Foreign Radical au Carrefour international de théâtre : jusqu’où aller pour la sécurité publique?

<em>Foreign Radical</em> au Carrefour international de théâtre : jusqu’où aller pour la sécurité publique? | 10 juin 2017 | Article par Léa Fischer-Albert

Crédit photo : Robert Dewey

La majorité des Québécois n’ont sans doute pas de problème à traverser les douanes. Même, plusieurs doivent aimer les aéroports. Ce n’est pas le cas de tout le monde, toutes origines confondues. Foreign Radical lève le voile sur la réalité de beaucoup de personnes qui vivent des expériences terrifiantes aux douanes simplement à cause de certaines caractéristiques et de concours de circonstances.

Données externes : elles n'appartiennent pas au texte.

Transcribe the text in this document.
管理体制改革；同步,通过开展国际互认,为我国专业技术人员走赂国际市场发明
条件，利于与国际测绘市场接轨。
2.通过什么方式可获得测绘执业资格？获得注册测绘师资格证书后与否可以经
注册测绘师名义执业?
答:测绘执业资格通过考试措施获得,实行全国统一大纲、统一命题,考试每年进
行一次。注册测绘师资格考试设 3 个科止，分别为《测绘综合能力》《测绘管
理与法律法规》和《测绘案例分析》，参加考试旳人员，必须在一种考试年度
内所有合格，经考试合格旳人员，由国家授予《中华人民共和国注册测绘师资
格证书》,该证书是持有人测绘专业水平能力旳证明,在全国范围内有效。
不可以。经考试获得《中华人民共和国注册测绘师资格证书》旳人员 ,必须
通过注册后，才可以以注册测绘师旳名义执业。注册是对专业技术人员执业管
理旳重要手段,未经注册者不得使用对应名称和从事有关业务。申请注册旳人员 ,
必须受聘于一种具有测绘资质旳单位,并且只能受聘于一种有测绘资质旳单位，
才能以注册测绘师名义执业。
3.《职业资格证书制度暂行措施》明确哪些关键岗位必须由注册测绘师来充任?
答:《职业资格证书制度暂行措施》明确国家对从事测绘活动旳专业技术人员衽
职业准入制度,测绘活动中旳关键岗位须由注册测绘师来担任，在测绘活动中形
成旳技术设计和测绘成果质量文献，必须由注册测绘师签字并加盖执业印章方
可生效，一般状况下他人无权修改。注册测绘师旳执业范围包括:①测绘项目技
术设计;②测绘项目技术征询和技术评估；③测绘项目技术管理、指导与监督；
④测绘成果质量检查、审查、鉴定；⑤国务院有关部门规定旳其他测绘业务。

Avoir le sort d’un inconnu entre les mains

Le Studio d’essai de Méduse devient un labyrinthe pendant Foreign Radical. Le spectateur entre dans une pièce sombre au milieu de laquelle se tient un homme (le comédien d’origine iranienne Aryou Khakpour) complètement nu, penché sur une table. Le groupe est rapidement amené dans une autre pièce, où un grand jeu questionnaire animé par le superbe Milton Lim commence. Nous devons décider du sort de l’homme aperçu dans l’autre pièce : doit-il être inscrit sur la liste de surveillance terroriste? On comprend qu’il était nu parce qu’il venait de se faire fouiller, probablement sans dignité.

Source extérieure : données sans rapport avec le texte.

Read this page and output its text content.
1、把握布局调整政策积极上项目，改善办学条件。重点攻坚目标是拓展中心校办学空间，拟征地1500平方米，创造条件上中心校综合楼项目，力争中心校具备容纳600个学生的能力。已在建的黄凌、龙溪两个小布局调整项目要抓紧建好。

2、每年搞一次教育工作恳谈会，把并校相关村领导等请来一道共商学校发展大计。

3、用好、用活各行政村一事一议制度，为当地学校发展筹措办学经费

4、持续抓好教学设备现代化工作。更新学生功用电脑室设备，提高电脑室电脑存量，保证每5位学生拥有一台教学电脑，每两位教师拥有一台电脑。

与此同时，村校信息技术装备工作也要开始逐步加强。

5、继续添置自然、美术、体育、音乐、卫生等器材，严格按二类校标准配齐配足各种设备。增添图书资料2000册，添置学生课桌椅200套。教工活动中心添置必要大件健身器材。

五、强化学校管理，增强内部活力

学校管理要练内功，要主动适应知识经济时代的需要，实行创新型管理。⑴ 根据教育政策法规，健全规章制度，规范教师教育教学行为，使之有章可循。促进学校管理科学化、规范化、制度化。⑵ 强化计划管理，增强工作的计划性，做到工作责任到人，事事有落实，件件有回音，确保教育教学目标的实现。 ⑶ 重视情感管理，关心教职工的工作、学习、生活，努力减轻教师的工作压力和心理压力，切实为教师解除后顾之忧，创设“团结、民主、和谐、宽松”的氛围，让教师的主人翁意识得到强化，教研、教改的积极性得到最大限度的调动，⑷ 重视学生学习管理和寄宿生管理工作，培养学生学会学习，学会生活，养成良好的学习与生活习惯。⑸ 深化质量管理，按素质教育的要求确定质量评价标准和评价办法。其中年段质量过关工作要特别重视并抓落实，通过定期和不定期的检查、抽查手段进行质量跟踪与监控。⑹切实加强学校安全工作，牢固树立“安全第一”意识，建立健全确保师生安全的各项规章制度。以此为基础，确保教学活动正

Commence alors un grand jeu à la fois ludique et grinçant. L’animateur pose des questions très profondes, le spectateur doit répondre en se déplaçant sur les cases disposées dans la pièce ou en tapant des mains. Cela classe les spectateurs en groupes (le nôtre a été décrété très progressiste), et chaque groupe vit le spectacle différemment. À un moment donné, nous devons fouiller la valise du suspect et après cette fouille rapide, sans recherche plus poussée, nous devons décider s’il faut ou non le placer sur la liste de surveillance terroriste. On nous rappelle à plusieurs reprises que nous n’avons pas besoin de faits concrets ni vérifiables pour prendre cette décision. Un doute peut suffire, mais notre choix chamboulera complètement la vie du suspect.

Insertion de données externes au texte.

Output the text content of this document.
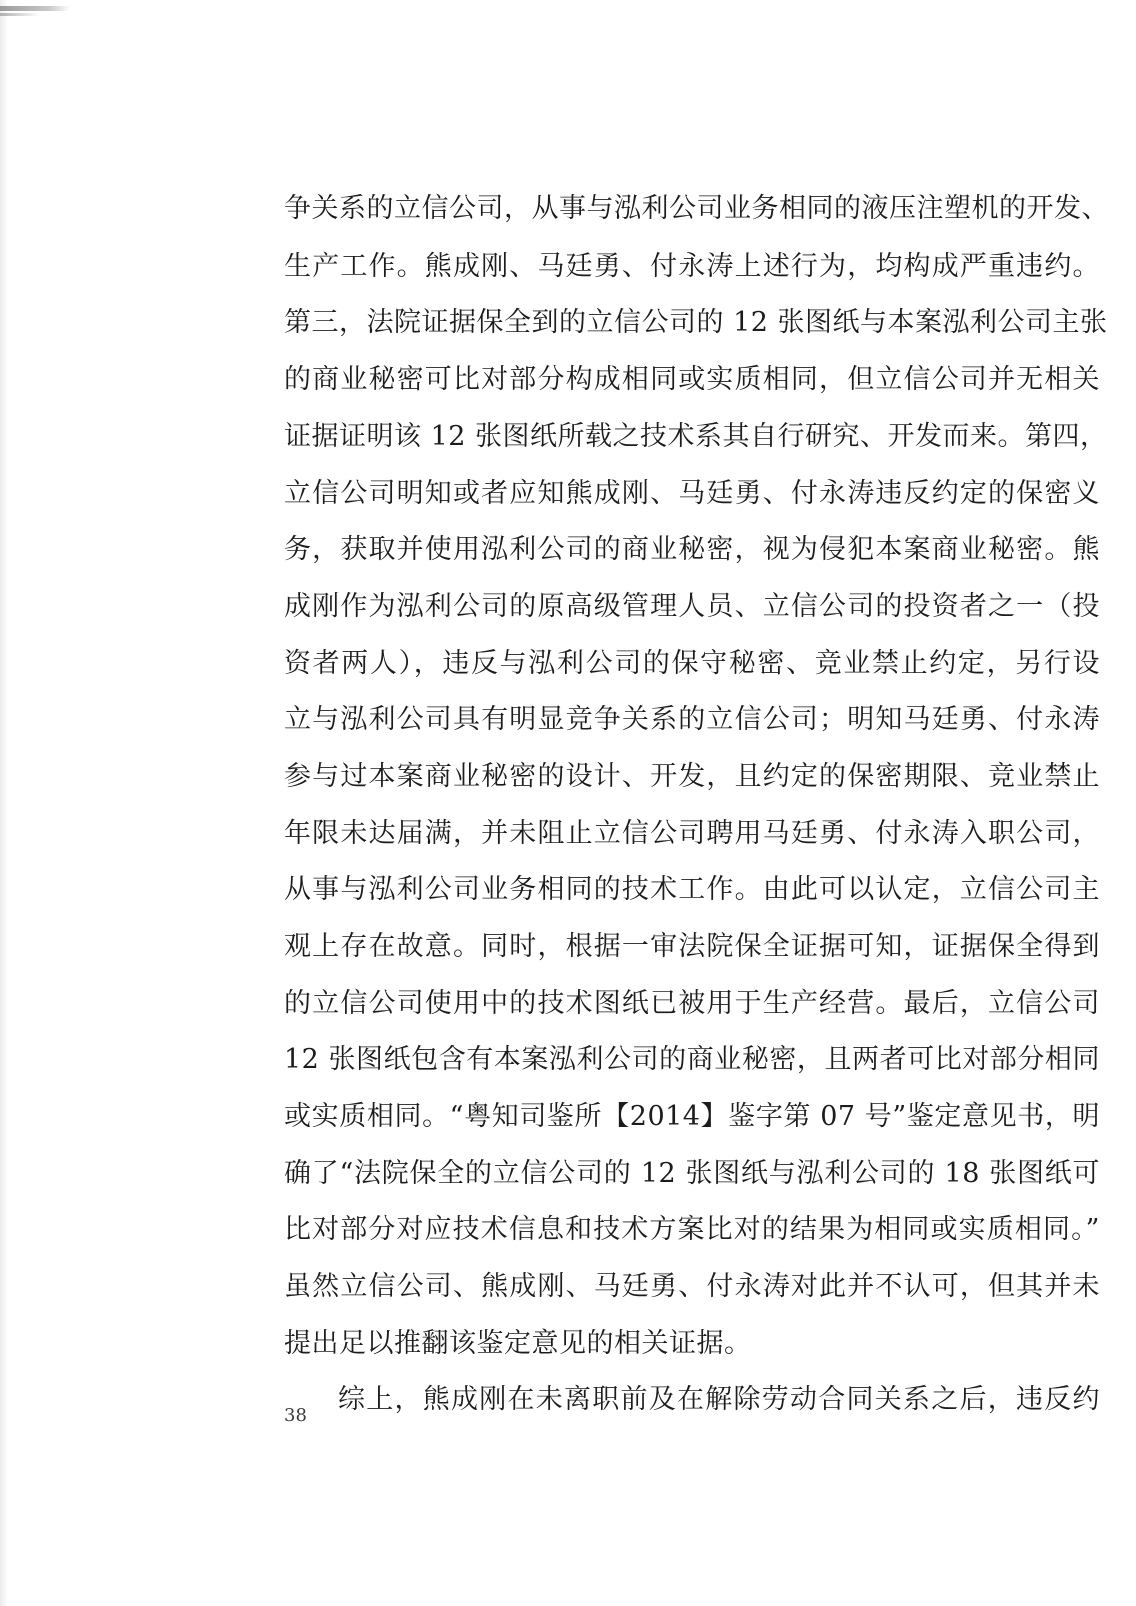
争关系的立信公司，从事与泓利公司业务相同的液压注塑机的开发、
生产工作。熊成刚、马廷勇、付永涛上述行为，均构成严重违约。
第三，法院证据保全到的立信公司的 12 张图纸与本案泓利公司主张
的商业秘密可比对部分构成相同或实质相同，但立信公司并无相关
证据证明该 12 张图纸所载之技术系其自行研究、开发而来。第四，
立信公司明知或者应知熊成刚、马廷勇、付永涛违反约定的保密义
务，获取并使用泓利公司的商业秘密，视为侵犯本案商业秘密。熊
成刚作为泓利公司的原高级管理人员、立信公司的投资者之一（投
资者两人），违反与泓利公司的保守秘密、竞业禁止约定，另行设
立与泓利公司具有明显竞争关系的立信公司；明知马廷勇、付永涛
参与过本案商业秘密的设计、开发，且约定的保密期限、竞业禁止
年限未达届满，并未阻止立信公司聘用马廷勇、付永涛入职公司，
从事与泓利公司业务相同的技术工作。由此可以认定，立信公司主
观上存在故意。同时，根据一审法院保全证据可知，证据保全得到
的立信公司使用中的技术图纸已被用于生产经营。最后，立信公司
12 张图纸包含有本案泓利公司的商业秘密，且两者可比对部分相同
或实质相同。“粤知司鉴所【2014】鉴字第 07 号”鉴定意见书，明
确了“法院保全的立信公司的 12 张图纸与泓利公司的 18 张图纸可
比对部分对应技术信息和技术方案比对的结果为相同或实质相同。”
虽然立信公司、熊成刚、马廷勇、付永涛对此并不认可，但其并未
提出足以推翻该鉴定意见的相关证据。
综上，熊成刚在未离职前及在解除劳动合同关系之后，违反约
38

Votre liberté d’association ou la possibilité de voyager à l’international?

Foreign Radical pose de nombreuses questions éthiques, philosophiques et existentielles au cours de l’heure et quart du spectacle. À un moment précis, les spectateurs se font aligner contre le mur d’une pièce, dans un rectangle de lumière. Chacun doit avancer d’un pas s’il répond oui aux questions posées. Aimez-vous les aéroports? Avez-vous déjà fait entrer de la drogue illégalement dans un pays, consciemment ou non? Avez vous déjà vécu une fouille à nu aux mains d’un douanier? Une fouille de vos cavités corporelles?

Les questions posées réfèrent à des situations où l’on perd de plus en plus nos libertés individuelles et notre dignité. À la fin, tous les spectateurs sont restés dans le carré de lumière. Une situation qui témoigne du privilège de notre groupe : nous étions tous caucasiens, de classe moyenne élevée, d’Amérique du nord. Si notre groupe présentait plus de diversité culturelle, certaines personnes se seraient peut-être rendues du côté sombre de la pièce.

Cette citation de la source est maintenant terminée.